A partir del miércoles 1° de julio, los hogares del Área Metropolitana de Buenos Aires enfrentaron una nueva ronda de aumentos en servicios y gastos cotidianos, en el marco de un esquema de actualización que se aplicó sobre una canasta que en junio ya había alcanzado los $282.758 mensuales para un hogar promedio sin subsidios, lo que representó un incremento del 54% interanual.
Según el reporte del Instituto Interdisciplinario de Economía Política (IIEP) de la UBA y el Conicet, ese nivel de gasto reflejó el fuerte impacto acumulado de las tarifas en energía, transporte y agua, en un contexto donde la canasta de servicios públicos mostró una suba del 919% desde diciembre de 2023.
En julio, las distribuidoras Edenor y Edesur aplicaron un ajuste promedio del 1,5% en la electricidad, mientras que el gas acumuló un incremento del 2,81% a nivel nacional, en un mes marcado por el pico de consumo invernal. Estos aumentos se sumaron a los ya registrados en transporte, agua, prepagas, alquileres y otros servicios regulados.

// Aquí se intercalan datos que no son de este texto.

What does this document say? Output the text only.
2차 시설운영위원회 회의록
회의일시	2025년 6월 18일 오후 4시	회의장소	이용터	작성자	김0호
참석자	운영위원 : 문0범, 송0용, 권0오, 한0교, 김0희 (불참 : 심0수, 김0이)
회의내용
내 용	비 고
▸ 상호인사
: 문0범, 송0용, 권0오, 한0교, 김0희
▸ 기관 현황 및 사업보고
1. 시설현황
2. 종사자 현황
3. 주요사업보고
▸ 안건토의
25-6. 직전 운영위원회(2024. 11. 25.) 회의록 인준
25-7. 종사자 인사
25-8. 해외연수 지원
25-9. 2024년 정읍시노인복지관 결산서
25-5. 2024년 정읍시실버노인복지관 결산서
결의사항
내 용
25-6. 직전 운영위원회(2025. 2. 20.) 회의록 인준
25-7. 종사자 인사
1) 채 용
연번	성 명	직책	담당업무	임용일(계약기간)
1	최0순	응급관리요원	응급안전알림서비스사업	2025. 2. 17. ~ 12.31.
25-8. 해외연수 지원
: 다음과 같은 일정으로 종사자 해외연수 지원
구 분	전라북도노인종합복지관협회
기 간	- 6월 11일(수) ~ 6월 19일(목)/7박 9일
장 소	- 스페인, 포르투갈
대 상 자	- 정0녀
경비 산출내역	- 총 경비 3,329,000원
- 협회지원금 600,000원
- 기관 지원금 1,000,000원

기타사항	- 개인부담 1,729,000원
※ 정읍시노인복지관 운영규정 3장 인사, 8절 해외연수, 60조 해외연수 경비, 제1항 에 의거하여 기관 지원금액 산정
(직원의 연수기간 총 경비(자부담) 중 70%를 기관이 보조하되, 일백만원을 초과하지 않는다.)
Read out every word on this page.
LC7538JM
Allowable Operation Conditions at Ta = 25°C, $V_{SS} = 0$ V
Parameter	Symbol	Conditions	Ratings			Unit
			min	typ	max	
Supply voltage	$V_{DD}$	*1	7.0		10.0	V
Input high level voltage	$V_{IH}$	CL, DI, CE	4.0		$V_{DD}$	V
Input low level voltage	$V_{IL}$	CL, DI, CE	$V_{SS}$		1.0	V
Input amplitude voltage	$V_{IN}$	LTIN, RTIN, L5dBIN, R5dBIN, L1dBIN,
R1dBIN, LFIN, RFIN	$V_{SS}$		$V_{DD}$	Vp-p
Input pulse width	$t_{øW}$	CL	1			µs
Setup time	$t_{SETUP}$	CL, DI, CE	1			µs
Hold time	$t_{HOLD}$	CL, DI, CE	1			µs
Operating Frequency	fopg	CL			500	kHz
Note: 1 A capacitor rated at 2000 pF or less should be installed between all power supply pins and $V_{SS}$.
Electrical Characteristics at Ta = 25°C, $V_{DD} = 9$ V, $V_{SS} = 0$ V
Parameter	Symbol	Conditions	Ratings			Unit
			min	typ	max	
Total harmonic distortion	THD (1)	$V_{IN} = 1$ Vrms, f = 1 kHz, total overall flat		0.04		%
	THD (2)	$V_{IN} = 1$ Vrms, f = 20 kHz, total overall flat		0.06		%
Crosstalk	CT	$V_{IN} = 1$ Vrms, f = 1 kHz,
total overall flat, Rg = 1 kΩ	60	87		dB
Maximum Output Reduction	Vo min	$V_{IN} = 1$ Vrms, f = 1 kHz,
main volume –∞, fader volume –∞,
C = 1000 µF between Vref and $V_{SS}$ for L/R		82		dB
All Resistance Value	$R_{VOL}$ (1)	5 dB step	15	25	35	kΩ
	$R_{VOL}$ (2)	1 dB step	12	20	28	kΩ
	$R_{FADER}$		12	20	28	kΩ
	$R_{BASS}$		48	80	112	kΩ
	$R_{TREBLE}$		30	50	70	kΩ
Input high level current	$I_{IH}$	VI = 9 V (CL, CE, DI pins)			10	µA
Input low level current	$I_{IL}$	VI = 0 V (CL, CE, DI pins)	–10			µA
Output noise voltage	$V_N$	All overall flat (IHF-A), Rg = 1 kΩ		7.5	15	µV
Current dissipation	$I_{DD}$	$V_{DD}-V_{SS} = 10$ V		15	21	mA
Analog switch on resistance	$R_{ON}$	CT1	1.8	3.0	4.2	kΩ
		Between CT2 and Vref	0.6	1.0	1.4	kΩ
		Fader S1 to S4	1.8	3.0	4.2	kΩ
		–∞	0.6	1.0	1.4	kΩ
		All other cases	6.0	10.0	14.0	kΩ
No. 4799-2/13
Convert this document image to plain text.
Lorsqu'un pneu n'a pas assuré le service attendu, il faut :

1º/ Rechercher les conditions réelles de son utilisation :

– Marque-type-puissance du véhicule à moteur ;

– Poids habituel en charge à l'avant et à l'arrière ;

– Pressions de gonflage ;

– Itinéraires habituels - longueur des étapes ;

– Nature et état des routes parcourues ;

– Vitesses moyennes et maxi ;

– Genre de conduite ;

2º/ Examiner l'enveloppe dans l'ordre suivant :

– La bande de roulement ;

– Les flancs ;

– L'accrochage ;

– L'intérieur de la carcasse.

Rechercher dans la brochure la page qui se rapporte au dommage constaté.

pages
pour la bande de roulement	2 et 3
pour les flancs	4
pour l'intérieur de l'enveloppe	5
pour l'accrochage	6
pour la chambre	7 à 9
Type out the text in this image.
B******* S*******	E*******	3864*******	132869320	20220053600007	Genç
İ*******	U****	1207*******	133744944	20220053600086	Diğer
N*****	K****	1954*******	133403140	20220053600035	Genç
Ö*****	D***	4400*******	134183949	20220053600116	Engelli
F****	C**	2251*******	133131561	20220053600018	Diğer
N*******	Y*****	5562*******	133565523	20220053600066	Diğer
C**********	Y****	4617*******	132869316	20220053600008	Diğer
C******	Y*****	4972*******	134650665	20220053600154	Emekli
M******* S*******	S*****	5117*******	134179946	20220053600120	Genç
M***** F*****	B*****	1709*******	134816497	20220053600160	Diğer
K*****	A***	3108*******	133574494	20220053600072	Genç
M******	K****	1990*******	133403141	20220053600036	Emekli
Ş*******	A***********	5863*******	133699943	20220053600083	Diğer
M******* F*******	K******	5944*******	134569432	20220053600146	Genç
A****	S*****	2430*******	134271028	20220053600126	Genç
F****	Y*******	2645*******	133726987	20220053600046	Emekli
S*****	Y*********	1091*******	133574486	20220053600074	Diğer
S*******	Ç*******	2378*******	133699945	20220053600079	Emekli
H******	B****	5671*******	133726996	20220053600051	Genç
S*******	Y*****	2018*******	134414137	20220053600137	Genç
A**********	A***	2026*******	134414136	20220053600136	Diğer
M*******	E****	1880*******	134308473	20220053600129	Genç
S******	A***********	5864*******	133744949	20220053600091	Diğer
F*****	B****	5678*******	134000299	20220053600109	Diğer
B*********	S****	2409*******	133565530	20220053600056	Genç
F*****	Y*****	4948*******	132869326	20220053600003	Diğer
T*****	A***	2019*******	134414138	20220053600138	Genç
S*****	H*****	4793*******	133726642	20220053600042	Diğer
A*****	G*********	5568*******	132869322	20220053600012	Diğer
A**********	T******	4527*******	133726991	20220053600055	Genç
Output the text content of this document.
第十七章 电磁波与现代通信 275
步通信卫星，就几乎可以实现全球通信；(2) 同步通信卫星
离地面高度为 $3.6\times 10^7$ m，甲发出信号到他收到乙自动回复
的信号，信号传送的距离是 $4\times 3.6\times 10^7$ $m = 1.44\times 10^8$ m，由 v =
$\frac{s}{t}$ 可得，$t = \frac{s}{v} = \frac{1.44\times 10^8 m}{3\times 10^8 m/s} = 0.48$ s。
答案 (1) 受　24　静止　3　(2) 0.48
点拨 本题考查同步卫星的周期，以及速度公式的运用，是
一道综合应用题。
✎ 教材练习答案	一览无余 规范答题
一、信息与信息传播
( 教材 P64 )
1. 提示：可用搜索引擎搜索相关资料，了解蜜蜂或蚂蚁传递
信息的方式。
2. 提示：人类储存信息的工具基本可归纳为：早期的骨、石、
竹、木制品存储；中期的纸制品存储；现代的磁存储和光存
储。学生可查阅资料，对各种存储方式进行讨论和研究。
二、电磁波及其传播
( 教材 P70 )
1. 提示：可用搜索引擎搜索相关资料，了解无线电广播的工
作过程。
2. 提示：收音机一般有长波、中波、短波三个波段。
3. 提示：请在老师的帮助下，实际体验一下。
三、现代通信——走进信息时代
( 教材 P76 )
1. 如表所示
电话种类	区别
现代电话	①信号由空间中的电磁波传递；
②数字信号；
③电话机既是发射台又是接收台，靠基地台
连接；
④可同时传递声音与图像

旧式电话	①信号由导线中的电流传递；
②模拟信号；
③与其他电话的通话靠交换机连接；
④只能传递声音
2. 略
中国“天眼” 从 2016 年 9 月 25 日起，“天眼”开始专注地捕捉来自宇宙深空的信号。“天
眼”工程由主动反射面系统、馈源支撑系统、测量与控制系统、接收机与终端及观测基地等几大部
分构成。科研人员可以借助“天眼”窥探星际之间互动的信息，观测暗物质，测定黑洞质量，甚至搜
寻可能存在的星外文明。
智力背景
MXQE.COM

El transporte volvió a concentrar una parte central del gasto familiar, con nuevos incrementos en colectivos, trenes y subtes. A su vez, el sistema de autopistas también ajustó sus tarifas en línea con la actualización general del sector.
En paralelo, la medicina prepaga informó subas de alrededor del 2,1%, mientras que los contratos de alquiler tuvieron actualizaciones que variaron según el índice de ajuste utilizado, con incrementos que en algunos casos superaron el 30%.